Warfarin is the most commonly prescribed anticoagulant in the US and is the second most common drug reported to cause complications that result in emergency room visits1. Warfarin management has traditionally been complicated by the tremendous inter-individual variability in warfarin dose requirements and the narrow therapeutic index.
Variants of the CYP2C9 and VKORC1 genes are clearly associated with reduced warfarin dose requirements and increased risk of bleeding events2-5. Identifying patients with one or more variants can allow more accurate estimation of warfarin dose than was possible based on clinical factors alone, and therefore reduce the risk of complications such as hemorrhage.
CYP2C9: In a 2005 meta-analysis of nine studies (2775 mostly Caucasian patients) that evaluated warfarin dose and bleeding risk associated with CYP2C9 variants, the authors found that patients with at least one variant required 27% less warfarin and had a 2.26 relative risk of bleeding compared to those with two wild-type alleles2. Overall, CYP2C9 variants are predicted to account for 5% to 22% of the observed variability in individual warfarin dose requirements6 (about 10% in Caucasians5).
VKORC1: The -1639G>A VKORC1 gene variant appears to be the strongest genetic predictor of warfarin dose requirement. Individuals with a single VKORC1 variant (G/A) have an approximate 20-30% reduction in warfarin maintenance dose while those with two variants (A/A) have a 50-60% reduction when compared to those with no variants (G/G)3. Overall, VKORC1 gene variants account for an estimated 30% of inter-individual warfarin dose variability7.
References:
1. U.S. Food and Drug Administration. FDA News: FDA Approves Updated Warfarin (Coumadin) Prescribing Information. Released August 16, 2007. Available at: http://www.fda.gov/bbs/topics/NEWS/2007/NEW01684.html . Accessed December 2, 2007.
2. Sanderson S, Emery J, Higgins J. CYP2C9 gene variants, drug dose, and bleeding risk in warfarin-treated patients: a HuGEnet systematic review and meta-analysis. Genet Med 2005 Feb;7(2):97-104.
3. Rieder MJ, Reiner AP, Gage BF, et al. Effect of VKORC1 haplotypes on transcriptional regulation and warfarin dose. N Engl J Med 2005;352:2285-93.
4. U.S. Food and Drug Administration. Coumadin Labeling. Updated August 16, 2007. Available at: http://www.fda.gov/cder/foi/label/2007/009218s105lblv2.pdf . Accessed October 31, 2007.

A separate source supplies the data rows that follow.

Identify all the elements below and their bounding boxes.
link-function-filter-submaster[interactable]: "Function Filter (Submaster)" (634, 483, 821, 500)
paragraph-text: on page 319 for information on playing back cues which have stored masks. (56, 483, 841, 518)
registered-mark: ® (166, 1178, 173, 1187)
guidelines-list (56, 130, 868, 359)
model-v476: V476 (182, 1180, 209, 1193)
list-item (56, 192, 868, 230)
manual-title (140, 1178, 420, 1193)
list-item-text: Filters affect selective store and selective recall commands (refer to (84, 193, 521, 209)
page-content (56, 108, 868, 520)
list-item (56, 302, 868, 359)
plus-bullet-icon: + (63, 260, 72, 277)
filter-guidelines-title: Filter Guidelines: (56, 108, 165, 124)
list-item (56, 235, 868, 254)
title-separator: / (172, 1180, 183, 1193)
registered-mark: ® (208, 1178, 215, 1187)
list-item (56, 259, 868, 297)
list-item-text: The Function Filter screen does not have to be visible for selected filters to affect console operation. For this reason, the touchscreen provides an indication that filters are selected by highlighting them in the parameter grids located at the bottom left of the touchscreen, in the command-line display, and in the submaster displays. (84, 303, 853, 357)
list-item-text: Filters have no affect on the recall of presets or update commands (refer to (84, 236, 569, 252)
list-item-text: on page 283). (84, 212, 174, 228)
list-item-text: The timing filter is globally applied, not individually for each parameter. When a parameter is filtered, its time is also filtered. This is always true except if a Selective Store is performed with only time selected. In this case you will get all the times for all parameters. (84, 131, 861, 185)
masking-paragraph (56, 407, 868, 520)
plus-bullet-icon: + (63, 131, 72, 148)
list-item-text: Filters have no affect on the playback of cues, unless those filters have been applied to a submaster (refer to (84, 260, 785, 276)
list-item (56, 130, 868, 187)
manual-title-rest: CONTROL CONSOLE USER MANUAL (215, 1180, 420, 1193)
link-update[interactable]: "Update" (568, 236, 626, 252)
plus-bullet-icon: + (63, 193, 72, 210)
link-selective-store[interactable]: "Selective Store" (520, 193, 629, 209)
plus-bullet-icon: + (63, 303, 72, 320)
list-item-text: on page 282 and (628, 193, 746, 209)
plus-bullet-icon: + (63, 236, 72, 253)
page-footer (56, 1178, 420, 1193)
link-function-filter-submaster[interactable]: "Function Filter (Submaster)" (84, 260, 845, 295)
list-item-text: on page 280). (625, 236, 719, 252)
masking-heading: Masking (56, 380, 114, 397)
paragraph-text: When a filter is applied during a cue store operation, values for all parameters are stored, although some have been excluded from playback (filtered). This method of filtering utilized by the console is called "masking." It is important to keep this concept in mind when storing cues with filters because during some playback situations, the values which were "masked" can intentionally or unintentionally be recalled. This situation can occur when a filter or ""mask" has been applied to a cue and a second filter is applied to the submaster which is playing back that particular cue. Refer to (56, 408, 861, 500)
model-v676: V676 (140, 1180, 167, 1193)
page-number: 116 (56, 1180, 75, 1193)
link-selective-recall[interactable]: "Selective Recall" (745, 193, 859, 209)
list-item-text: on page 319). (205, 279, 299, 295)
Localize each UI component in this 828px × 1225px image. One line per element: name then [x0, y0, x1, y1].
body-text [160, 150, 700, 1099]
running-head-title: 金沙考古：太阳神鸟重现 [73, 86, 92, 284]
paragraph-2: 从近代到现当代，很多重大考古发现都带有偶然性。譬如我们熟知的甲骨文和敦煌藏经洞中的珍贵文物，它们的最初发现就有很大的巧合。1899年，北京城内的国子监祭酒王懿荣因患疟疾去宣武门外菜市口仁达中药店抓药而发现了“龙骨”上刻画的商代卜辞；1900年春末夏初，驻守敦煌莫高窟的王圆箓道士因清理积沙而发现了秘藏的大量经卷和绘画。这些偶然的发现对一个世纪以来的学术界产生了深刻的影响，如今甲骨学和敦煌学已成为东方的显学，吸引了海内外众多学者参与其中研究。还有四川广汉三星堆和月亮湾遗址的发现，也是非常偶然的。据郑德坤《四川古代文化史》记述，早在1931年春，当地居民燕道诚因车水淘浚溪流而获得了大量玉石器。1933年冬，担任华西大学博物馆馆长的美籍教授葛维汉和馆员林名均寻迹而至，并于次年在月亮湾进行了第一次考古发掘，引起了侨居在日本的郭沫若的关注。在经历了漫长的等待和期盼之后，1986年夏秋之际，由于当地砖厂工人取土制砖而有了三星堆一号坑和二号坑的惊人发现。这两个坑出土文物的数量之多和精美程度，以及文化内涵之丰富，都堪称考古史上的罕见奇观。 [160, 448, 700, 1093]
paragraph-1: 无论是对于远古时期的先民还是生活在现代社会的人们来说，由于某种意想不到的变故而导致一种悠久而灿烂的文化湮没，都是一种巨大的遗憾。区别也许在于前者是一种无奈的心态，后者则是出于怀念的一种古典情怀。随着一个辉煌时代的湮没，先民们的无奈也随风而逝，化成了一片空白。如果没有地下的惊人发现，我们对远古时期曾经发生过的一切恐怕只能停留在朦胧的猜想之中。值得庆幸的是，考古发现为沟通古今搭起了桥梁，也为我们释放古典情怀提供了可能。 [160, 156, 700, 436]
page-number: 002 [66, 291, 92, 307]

5. Rettie AE, Tai G. The pharmocogenomics of warfarin: closing in on personalized medicine. Mol Interv 2006 Aug;6(4):223-7.
6. YinT, Miyata T. Warfarin dose and the pharmacogenomics of CYP2C9 and VKORC1 - rationale and perspectives. Thromb Res 2007;120(1):1-10. Epub 2006 Dec 11.
7. Wadelius M, Chen LY, Downes K, Ghori J, Hunt S, Eriksson N, Wallerman O, Melhus H, Wadelius C, Bentley D, Deloukas P. Common VKORC1 and GGCX polymorphisms associated with warfarin dose. Pharmacogenomics J 2005;5(4):262-70.